Le projet de tramway de Québec doit être revu et amélioré, tranche Bonnardel

QUÉBEC — Le projet de tramway de Québec devra être modifié pour mieux desservir les banlieues, et aucun nouvel argent ne sera investi par le gouvernement provincial, a tranché mardi François Bonnardel.

Le ministre des Transports réagissait au rapport extrêmement critique du Bureau d’audiences publiques sur l’environnement (BAPE) concernant le projet de tramway de la capitale.

Il s’est dit d’accord avec la conclusion des commissaires, selon laquelle il faut rejeter le projet dans sa forme actuelle et trouver le moyen de mieux desservir les banlieues.

«Le gouvernement ne donnera pas son aval à ce projet (…) s’il n’y a pas d’améliorations, a déclaré le ministre en point de presse. Le tracé comme tel sera assurément discuté et revu.»

Pas question toutefois de mettre d’autre argent sur la table. L’enveloppe de 3,3 milliards $ offerte par les gouvernements provincial et fédéral est immuable, a-t-il dit. 

«Je suis persuadé qu’on peut offrir aux gens de Québec un bon projet pour 3,3 milliards $.»

François Bonnardel s’est par ailleurs défendu de repousser le projet aux calendes grecques, insistant sur le fait qu’il fallait faire les choses correctement.

«Si cela doit prendre quelques semaines de plus, quelques mois de plus, on le fera», a-t-il déclaré, en précisant que le choix du tramway demeurait quant à lui la meilleure option envisageable. 

Québec est une des seules grandes villes au Canada à ne pas avoir de réseau de transport collectif structurant.

Lundi, le BAPE a rendu public un rapport de plus de 400 pages dans lequel il recommande au gouvernement de rejeter l’actuel projet de tramway.

Le tramway proposé n’améliorerait pas significativement la mobilité des personnes dans les banlieues, qui connaissent la plus forte croissance, ont soutenu les commissaires.

Ils calculent qu’après l’implantation d’un tel tramway, la proportion de citoyens qui utiliseraient le transport en commun y resterait sensiblement la même qu’avant.

«Pour l’ensemble de ces raisons, la commission (…) recommande donc que le projet ne soit pas autorisé en l’état», peut-on lire dans le rapport.

Quand on veut tuer son chien…

Le maire de Québec, Régis Labeaume, a pourfendu le rapport du BAPE quelques heures après sa publication lundi, disant espérer que le gouvernement n’en tienne pas compte.

Il a souligné que le BAPE avait déjà rendu un avis défavorable au Réseau express métropolitain (REM) à Montréal, mais que cela n’avait pas empêché le gouvernement Couillard d’autoriser le projet.

M. Bonnardel a indiqué mardi vouloir s’asseoir avec le maire pour en discuter dans les plus brefs délais.

Mais pour les partis d’opposition à l’Assemblée nationale, tout cela est la preuve que le gouvernement Legault n’a jamais voulu du projet de tramway.

«Quand on veut tuer son chien, on l’accuse de la rage.
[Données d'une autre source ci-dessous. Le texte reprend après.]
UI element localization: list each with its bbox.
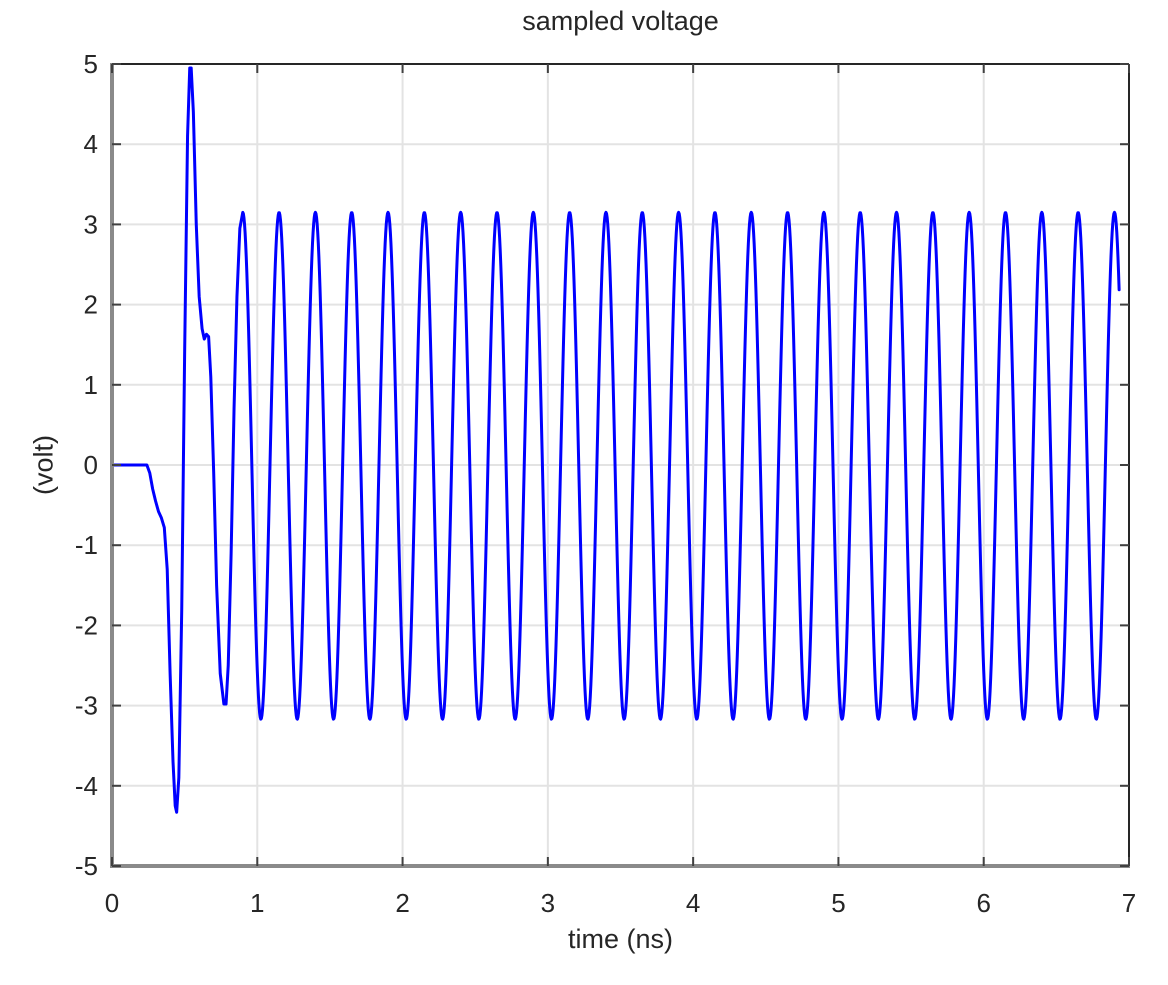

C’est exactement ce qui est en train de se faire avec le projet du tramway», a lancé en point de presse la cheffe libérale Dominique Anglade. 

La co-porte-parole de Québec solidaire, Manon Massé, a rappelé quant à elle l’importance d’aller de l’avant avec un projet de transport collectif dans la capitale.

«On est en 2020. La planète a besoin qu’on fasse des gestes concrets, rapides», a-t-elle plaidé. 

Pour sa part, le chef du Parti québécois a accusé le gouvernement Legault de se «cacher» derrière le rapport du BAPE pour ne pas faire atterrir le projet de tramway à Québec.

«C’est un gouvernement des années 1990 pour qui la relance économique passe par du béton et des voies d’autoroute», a asséné Paul St-Pierre Plamondon. 

Trois conditions

En campagne électorale, la Coalition avenir Québec avait promis de construire un troisième lien routier entre Québec et Lévis.

Son appui au projet de tramway dépendait de trois conditions, que François Legault a pris soin de réitérer mardi:  un service amélioré dans les banlieues, l’arrimage avec le troisième lien et le respect du budget.

«Les trois conditions restent», a déclaré le premier ministre.